In the __init__ method we set up a connection to the google drive where the sheet resides. In the request method we retrieve the Google Sheet as a DataFrame and we assign an RFM score to each customer based on how frequently, how recently and for how much money they purchased. The outcome is sorted and written to the same Google Sheet, in a separate tab called RFM_results.

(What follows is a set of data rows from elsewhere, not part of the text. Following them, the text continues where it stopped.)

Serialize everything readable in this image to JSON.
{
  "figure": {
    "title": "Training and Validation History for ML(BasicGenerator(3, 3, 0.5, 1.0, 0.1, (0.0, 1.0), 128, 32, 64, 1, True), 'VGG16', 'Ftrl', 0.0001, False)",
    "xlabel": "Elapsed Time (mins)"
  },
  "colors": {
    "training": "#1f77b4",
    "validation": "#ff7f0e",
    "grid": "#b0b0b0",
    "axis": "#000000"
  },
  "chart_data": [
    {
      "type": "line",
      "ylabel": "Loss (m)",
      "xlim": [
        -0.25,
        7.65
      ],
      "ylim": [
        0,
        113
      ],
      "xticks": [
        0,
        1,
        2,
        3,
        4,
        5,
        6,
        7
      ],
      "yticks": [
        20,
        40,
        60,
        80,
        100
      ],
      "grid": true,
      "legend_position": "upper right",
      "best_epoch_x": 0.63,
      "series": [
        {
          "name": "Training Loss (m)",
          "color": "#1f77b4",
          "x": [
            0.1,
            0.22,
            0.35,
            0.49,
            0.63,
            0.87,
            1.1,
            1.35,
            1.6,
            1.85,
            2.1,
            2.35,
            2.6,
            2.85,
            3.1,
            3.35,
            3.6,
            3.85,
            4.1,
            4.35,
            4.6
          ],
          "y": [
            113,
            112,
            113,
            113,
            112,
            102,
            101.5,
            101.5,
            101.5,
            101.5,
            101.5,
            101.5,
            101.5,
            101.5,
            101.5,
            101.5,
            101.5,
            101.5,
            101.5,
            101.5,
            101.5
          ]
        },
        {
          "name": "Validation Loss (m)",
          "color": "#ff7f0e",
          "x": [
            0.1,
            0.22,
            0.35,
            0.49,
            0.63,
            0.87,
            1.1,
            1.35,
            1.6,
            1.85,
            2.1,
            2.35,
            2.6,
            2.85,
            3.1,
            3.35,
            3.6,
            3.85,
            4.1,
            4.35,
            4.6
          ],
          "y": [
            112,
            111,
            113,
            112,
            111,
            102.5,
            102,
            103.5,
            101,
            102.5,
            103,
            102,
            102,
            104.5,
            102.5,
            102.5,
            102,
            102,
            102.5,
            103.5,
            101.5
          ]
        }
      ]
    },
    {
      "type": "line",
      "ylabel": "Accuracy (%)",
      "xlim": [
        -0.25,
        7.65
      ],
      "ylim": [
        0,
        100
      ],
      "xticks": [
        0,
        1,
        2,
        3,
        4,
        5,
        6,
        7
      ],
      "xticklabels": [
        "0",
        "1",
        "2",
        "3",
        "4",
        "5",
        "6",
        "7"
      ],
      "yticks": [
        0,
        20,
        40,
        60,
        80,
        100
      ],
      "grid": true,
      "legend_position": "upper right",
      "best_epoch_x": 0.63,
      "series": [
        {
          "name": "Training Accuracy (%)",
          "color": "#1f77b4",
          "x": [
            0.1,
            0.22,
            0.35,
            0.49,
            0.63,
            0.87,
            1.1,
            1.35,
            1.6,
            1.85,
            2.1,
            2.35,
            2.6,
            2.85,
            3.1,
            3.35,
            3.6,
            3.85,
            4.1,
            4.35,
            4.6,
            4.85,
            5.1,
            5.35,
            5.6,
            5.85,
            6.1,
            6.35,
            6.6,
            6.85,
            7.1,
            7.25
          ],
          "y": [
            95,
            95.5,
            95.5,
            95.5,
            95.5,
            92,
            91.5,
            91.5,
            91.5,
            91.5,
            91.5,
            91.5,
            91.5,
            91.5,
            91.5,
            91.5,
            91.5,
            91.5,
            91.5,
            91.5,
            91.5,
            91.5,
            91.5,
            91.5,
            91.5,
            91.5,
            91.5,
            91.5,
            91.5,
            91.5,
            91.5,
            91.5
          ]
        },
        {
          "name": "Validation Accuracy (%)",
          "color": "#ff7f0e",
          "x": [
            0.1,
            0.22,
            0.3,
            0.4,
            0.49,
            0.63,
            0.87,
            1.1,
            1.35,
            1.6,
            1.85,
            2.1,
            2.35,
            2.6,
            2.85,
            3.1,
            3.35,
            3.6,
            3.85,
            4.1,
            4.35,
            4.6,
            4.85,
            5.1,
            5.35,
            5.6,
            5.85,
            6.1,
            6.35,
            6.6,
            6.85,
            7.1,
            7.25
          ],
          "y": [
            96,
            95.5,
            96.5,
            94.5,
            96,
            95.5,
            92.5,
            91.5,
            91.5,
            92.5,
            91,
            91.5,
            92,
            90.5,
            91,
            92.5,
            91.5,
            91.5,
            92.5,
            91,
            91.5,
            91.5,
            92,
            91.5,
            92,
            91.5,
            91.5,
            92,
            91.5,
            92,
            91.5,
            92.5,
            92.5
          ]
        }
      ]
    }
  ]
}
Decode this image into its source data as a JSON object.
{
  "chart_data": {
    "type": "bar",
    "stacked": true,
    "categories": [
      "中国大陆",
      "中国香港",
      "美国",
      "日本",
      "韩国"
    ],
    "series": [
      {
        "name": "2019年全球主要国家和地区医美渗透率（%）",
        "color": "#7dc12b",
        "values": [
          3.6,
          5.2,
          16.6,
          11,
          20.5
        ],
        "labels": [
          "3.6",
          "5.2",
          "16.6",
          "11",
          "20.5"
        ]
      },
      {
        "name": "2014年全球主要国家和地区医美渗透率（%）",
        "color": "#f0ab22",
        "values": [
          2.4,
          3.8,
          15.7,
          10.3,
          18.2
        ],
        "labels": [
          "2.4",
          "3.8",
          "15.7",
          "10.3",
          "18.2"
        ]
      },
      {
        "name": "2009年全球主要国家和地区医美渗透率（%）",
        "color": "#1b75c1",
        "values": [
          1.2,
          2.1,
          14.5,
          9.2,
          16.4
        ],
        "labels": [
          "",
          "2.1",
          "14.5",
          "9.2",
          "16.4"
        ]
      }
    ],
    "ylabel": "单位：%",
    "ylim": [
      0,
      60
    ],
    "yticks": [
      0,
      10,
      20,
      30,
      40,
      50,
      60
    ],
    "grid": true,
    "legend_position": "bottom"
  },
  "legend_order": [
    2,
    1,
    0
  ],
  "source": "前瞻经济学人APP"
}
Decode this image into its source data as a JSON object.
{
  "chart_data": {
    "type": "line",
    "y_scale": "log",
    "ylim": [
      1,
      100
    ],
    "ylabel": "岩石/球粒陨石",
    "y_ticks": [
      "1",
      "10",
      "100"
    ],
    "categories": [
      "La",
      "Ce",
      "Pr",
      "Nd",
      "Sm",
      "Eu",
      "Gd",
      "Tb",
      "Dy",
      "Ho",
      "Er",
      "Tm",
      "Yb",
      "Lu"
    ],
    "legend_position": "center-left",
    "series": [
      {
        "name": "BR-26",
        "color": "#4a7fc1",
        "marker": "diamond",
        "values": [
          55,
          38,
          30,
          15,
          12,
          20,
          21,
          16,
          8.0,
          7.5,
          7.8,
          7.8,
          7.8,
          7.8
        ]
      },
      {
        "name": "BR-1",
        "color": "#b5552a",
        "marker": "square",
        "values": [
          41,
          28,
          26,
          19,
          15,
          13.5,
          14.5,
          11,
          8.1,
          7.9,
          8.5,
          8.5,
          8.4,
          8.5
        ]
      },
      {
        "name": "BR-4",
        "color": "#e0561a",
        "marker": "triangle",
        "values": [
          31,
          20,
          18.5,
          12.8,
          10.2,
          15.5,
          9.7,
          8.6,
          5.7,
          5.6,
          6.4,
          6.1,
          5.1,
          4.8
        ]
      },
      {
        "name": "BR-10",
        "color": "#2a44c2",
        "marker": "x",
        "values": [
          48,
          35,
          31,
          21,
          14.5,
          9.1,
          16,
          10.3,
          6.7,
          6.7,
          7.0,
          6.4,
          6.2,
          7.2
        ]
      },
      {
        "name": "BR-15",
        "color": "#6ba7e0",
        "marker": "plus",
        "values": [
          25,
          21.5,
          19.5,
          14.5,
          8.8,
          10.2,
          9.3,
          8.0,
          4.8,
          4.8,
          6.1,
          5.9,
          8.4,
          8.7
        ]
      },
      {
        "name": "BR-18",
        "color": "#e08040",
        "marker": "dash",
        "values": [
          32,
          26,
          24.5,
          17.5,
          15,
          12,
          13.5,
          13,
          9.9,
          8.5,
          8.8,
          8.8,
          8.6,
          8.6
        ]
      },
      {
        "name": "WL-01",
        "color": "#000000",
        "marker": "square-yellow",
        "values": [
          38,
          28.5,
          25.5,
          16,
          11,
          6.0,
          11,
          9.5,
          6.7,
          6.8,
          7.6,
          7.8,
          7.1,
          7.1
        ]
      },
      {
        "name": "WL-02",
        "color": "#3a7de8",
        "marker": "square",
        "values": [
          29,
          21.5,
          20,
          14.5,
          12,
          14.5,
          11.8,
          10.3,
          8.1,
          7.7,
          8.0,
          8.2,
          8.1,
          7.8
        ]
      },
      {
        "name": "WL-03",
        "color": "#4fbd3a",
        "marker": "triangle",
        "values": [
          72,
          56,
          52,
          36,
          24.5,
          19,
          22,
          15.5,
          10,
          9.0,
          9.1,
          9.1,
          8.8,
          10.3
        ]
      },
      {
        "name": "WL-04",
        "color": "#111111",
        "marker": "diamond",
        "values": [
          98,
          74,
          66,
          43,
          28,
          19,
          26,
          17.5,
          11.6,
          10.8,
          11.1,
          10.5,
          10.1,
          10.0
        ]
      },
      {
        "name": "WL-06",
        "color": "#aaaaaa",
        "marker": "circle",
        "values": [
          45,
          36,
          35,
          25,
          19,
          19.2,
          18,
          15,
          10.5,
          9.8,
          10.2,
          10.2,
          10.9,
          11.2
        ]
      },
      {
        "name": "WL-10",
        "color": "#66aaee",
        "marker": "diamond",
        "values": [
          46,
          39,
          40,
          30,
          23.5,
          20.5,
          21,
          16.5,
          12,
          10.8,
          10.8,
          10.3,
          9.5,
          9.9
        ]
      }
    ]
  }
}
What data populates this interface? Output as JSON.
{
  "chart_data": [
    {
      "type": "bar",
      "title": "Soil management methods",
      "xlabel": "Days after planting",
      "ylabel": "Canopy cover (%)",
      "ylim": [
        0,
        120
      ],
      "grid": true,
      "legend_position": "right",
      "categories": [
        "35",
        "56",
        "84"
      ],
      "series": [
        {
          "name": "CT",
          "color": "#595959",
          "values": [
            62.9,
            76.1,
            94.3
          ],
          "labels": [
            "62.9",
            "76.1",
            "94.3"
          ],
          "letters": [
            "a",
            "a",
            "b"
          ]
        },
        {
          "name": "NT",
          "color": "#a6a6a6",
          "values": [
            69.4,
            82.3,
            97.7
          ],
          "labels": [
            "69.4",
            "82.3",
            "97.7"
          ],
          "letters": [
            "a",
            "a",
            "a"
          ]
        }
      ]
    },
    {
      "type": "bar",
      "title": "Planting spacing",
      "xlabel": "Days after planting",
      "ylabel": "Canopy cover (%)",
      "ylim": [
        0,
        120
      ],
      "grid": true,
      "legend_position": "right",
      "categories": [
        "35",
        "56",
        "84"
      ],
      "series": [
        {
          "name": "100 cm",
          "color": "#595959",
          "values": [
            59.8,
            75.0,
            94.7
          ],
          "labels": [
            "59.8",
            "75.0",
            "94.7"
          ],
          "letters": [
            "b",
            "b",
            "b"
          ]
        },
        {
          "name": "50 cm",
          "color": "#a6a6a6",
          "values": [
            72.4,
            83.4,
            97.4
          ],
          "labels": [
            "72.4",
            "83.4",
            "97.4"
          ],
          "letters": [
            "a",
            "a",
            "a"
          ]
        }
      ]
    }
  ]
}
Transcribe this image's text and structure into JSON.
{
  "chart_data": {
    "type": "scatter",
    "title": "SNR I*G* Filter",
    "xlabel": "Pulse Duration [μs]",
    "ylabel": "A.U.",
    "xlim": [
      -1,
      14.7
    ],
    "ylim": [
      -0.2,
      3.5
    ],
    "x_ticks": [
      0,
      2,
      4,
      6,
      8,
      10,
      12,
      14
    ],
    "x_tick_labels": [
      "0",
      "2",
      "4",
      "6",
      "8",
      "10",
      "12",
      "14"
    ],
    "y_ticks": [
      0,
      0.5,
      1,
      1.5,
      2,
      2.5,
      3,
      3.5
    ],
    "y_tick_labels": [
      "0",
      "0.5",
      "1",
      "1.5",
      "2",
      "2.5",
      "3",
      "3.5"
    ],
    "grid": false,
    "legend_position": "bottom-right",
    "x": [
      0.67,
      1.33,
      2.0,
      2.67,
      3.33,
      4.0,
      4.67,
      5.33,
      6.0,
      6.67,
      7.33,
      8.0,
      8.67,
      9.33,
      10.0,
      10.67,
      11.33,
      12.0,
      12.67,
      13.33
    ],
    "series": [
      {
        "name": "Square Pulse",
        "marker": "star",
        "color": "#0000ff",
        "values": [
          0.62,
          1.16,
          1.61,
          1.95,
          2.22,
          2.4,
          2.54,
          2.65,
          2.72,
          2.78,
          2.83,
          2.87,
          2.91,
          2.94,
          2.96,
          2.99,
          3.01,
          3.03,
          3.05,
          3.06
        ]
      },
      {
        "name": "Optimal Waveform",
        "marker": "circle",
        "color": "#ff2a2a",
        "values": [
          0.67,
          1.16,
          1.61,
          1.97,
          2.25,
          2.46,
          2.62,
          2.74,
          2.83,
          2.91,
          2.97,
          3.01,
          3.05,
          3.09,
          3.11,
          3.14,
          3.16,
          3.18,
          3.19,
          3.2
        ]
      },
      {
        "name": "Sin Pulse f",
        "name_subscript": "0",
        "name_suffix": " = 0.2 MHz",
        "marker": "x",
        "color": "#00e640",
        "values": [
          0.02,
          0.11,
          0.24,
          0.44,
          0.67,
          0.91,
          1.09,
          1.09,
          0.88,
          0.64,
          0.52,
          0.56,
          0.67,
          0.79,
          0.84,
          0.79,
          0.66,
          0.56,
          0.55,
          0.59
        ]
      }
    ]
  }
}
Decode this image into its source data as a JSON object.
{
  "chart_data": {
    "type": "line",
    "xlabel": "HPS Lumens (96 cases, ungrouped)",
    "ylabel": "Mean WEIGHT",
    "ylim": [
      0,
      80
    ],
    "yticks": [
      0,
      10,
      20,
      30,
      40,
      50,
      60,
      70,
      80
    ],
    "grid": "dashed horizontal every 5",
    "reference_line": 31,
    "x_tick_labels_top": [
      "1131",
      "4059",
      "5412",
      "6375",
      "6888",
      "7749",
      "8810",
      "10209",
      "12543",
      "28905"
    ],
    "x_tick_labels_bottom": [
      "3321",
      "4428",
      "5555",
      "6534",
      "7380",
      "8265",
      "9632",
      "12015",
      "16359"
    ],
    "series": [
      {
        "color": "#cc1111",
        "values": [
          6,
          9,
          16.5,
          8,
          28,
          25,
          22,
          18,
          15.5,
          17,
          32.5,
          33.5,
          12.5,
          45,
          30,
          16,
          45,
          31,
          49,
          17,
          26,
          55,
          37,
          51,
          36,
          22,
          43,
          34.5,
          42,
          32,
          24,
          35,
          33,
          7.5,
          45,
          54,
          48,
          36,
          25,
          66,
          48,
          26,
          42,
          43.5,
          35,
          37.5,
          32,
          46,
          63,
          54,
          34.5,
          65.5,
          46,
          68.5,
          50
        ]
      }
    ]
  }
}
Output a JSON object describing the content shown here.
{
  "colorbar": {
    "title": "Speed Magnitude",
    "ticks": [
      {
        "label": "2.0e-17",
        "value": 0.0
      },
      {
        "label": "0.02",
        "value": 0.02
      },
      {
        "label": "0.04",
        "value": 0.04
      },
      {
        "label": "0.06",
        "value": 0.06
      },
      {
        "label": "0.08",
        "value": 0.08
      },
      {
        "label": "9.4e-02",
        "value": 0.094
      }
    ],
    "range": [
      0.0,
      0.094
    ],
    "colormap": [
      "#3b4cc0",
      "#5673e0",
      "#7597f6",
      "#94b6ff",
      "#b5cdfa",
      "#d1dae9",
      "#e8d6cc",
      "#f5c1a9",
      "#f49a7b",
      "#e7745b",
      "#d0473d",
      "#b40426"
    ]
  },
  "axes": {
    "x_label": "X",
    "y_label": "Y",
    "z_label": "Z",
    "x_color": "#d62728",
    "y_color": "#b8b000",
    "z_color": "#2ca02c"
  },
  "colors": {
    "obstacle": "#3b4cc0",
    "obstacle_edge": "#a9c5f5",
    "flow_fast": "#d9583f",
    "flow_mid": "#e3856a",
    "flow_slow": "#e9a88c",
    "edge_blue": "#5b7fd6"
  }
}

Running this example in UbiOps

To deploy this example model to your own UbiOps environment you can log in to the WebApp and create a new deployment in the deployment tab. You will be prompted to fill in certain parameters, you can use the following:

Deployment configuration
Name rfm-analysis
Description A customer segmentation model based on RFM.
Input fields: name = filename, datatype = string
Output fields: leave blank
Version name v1
Description leave blank
Environment Python 3.8
Upload code deployment zip do not unzip!
Advanced settings Expand
Environment variables name = credentials, value = your JSON credential string

After uploading the code and with that creating the deployment version UbiOps will start deploying. Once you're deployment version is available you can make requests to it. For this example, you will need to use the name of your Google Sheet as input (e.g. OnlineRetail). Afterwards you should see a new tab in your Google Sheet with the results.